Zambia, where Chinese mines have a record of violent labour disputes, revoked three licences for the Chinese-owned Collum coal mine, alleging nonpayment of royalties taxes, and poor environmental and safety records.

"Now more countries are engaging with Africa, there are more options. Several countries are looking at Chinese investment with a more critical eye. There will be more and more scrutiny of these contracts," says Razia Khan, head of Africa research at Standard Chartered Bank.

Responding to the criticism from Nigeria and South Africa, China’s commerce ministry has encouraged firms to increase investment in Africa. China is launching special economic zones for manufacturing companies on the continent.

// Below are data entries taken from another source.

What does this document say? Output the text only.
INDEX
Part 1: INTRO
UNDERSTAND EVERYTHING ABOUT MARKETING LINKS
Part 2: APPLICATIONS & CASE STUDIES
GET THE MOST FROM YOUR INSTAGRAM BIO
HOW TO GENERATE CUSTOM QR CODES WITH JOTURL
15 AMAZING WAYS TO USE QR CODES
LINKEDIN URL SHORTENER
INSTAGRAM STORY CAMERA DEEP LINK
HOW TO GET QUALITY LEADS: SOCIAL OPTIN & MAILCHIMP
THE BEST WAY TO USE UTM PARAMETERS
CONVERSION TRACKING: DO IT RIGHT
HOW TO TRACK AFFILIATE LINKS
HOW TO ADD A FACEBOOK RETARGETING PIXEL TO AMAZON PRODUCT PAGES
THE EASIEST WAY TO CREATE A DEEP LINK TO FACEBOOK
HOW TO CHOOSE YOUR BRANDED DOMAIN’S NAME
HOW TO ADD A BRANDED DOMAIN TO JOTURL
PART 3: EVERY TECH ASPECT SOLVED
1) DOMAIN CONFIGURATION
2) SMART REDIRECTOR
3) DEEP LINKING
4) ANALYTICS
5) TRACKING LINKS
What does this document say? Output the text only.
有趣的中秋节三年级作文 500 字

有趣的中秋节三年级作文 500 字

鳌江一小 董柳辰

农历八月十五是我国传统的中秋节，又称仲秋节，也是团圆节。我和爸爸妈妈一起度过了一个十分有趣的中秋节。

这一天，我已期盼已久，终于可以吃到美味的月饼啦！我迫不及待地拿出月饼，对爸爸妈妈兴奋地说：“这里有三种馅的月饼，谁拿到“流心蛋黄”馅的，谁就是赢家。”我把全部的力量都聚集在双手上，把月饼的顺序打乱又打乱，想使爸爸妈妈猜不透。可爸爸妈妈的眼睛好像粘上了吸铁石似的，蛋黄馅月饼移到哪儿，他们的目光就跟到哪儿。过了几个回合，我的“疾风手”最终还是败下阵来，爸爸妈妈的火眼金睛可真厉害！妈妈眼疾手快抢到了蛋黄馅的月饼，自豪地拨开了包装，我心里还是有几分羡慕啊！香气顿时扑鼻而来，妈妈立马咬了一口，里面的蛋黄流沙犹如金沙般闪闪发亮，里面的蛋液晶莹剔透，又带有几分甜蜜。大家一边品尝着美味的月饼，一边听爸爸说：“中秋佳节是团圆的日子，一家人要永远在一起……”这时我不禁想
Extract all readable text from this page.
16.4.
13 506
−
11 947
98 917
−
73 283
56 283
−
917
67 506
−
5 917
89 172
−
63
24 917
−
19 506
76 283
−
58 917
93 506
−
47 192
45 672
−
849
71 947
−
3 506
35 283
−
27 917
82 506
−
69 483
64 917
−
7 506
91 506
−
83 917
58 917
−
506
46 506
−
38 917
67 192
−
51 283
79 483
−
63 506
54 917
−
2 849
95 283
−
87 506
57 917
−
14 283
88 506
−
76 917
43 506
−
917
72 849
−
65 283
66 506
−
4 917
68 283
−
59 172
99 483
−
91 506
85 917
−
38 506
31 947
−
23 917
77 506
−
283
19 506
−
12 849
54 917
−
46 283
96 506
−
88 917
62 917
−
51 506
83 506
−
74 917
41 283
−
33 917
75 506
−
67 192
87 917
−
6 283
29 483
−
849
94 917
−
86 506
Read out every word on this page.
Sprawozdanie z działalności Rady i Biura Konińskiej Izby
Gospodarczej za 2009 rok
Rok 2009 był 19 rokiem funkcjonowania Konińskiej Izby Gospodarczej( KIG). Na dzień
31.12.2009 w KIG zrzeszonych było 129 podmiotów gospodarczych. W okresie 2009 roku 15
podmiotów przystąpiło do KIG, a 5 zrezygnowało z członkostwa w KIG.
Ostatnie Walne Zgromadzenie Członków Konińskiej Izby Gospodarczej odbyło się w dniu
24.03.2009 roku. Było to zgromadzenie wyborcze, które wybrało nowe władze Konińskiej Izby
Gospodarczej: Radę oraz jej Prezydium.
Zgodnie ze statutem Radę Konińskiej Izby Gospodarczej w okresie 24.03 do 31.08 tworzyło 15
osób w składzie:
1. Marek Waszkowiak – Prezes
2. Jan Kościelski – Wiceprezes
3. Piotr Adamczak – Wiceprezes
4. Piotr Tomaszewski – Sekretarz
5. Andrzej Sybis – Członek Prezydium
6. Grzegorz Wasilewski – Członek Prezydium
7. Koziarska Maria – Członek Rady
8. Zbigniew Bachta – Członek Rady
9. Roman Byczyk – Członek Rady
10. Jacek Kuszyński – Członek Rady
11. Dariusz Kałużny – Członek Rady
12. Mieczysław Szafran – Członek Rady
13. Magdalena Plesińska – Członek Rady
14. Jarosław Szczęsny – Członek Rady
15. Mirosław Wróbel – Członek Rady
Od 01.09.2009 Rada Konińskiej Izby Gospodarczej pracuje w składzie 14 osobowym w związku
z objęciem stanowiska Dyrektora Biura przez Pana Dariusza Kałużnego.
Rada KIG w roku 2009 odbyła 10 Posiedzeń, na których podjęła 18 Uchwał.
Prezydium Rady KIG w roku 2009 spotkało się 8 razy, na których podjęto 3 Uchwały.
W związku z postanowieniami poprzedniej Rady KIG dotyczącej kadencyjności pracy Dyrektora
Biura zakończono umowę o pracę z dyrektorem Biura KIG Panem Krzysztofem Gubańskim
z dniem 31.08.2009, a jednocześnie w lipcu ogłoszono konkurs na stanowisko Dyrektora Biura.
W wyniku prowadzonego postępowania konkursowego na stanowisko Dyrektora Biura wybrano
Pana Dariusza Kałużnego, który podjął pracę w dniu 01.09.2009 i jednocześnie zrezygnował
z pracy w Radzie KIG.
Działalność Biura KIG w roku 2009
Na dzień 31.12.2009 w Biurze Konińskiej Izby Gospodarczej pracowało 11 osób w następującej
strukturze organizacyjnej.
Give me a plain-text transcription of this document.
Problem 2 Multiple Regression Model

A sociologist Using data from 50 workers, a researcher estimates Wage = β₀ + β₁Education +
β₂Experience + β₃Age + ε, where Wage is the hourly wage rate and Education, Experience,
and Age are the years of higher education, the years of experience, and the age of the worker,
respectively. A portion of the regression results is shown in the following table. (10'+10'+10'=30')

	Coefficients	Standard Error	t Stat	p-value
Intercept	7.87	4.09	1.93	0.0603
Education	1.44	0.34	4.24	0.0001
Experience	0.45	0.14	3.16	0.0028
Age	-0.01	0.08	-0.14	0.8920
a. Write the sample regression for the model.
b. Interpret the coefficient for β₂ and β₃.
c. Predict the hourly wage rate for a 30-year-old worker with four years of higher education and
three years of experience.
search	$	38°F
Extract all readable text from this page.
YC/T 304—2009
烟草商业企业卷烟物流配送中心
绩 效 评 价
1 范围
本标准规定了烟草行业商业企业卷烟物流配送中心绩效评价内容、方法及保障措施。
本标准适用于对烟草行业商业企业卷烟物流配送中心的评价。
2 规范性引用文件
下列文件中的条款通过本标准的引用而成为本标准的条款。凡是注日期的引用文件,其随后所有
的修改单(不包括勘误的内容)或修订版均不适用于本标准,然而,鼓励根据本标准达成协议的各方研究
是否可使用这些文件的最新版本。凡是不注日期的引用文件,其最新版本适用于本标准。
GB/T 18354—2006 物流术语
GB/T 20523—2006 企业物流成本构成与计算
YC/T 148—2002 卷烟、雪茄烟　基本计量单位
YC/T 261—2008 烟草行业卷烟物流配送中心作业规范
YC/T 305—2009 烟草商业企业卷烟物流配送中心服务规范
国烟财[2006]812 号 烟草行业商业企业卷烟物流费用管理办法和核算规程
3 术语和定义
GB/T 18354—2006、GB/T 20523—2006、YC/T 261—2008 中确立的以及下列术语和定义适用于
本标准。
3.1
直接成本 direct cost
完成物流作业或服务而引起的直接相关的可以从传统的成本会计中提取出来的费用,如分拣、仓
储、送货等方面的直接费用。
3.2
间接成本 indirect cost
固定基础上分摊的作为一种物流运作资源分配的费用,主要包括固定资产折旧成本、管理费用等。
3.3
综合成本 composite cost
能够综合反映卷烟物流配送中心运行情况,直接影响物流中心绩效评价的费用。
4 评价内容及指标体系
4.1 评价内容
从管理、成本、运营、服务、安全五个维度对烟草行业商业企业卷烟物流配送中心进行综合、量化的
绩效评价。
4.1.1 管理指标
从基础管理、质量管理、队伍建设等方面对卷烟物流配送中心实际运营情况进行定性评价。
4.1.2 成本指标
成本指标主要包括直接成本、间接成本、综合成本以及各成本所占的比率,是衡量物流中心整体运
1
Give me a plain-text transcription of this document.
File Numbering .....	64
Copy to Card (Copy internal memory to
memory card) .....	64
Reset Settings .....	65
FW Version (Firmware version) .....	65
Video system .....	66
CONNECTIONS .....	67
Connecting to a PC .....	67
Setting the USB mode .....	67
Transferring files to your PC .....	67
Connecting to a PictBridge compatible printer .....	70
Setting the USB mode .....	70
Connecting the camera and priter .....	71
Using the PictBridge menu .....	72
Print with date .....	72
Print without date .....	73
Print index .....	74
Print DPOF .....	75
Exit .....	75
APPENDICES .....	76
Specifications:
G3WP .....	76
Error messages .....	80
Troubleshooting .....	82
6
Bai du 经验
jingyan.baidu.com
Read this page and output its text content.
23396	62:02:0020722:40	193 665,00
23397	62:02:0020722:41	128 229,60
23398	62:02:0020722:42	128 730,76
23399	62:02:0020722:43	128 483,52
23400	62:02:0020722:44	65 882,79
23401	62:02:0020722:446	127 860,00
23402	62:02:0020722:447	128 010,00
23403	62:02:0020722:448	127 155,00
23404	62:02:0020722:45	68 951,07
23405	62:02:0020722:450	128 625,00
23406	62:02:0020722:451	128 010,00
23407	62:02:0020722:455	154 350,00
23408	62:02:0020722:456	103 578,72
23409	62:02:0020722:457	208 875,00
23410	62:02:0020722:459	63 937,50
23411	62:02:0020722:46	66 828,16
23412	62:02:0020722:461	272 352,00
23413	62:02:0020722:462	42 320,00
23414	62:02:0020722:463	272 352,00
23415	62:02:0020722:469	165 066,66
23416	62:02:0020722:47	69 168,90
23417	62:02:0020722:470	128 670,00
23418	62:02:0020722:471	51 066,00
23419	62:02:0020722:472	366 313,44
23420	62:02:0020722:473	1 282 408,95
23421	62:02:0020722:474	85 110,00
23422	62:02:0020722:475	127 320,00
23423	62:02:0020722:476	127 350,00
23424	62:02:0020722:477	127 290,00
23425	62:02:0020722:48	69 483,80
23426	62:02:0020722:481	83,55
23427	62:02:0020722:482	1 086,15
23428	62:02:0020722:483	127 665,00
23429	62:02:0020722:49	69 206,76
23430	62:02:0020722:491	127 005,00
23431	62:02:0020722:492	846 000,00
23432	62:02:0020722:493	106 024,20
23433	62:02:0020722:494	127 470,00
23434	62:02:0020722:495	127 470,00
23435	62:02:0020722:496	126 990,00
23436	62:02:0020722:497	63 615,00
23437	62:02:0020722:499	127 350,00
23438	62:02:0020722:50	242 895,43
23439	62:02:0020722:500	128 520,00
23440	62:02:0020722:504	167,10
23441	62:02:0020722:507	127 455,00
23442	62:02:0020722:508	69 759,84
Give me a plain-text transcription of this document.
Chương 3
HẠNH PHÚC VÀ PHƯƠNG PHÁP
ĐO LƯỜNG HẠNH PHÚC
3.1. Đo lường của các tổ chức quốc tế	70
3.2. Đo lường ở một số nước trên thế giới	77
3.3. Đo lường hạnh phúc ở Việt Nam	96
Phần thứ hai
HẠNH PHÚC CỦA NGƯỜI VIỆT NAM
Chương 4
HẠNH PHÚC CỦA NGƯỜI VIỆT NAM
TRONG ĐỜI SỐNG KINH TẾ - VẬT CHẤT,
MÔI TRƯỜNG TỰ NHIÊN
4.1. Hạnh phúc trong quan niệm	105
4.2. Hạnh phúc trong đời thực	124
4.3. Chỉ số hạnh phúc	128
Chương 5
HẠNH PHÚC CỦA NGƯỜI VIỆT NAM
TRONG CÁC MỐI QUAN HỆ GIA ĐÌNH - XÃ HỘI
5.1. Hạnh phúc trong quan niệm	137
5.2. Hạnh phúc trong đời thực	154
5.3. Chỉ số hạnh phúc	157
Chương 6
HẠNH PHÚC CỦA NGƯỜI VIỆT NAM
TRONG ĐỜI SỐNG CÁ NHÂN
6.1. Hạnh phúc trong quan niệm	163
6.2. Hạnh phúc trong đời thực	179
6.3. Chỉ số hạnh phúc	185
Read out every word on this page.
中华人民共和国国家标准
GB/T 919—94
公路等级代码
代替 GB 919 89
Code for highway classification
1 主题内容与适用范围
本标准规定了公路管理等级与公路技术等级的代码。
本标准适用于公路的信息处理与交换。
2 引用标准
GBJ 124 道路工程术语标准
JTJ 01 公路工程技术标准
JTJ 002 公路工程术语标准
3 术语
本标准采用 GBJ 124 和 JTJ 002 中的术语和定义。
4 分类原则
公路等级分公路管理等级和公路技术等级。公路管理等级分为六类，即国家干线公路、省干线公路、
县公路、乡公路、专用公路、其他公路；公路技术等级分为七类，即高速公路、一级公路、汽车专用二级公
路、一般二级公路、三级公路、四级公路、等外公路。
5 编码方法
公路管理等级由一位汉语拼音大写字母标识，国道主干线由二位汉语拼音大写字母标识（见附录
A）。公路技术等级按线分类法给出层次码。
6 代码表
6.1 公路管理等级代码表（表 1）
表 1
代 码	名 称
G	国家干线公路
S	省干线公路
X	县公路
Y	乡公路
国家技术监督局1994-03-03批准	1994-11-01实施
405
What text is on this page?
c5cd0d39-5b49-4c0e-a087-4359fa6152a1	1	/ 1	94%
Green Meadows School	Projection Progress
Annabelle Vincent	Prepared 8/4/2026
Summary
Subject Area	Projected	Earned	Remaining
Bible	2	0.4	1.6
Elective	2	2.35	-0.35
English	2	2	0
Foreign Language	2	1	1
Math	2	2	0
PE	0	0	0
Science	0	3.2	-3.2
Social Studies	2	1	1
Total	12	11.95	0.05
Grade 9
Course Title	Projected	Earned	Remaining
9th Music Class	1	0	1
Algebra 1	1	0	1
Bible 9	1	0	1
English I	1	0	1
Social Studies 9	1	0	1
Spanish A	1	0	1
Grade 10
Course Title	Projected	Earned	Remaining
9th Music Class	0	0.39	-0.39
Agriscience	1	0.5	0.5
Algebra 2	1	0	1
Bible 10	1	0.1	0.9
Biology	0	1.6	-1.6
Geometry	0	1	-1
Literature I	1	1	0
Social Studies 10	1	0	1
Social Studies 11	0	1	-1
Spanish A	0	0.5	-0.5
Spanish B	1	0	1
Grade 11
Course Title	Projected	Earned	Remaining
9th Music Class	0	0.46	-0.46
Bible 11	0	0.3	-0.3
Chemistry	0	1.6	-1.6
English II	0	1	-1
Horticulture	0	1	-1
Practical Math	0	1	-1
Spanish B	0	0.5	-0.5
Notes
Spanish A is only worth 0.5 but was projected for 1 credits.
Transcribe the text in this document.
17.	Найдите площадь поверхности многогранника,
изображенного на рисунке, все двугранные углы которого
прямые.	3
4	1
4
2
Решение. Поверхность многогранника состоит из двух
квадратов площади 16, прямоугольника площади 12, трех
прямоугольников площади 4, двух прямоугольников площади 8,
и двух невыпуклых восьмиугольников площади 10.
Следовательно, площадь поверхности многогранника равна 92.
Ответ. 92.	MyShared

Though it is Africa’s largest trading partner, China has only 6% of the stock of foreign investment — well behind France on 18% — says United Nations trade body Unctad. Nigerian Finance Minister Ngozi Okonjo-Iweala has urged African countries to woo Chinese manufacturing firms into offshoring their production as their domestic labour costs rise.

"We need to prepare ourselves to provide a welcoming home for some of the industries where the Chinese will no longer be competitive," she said last month.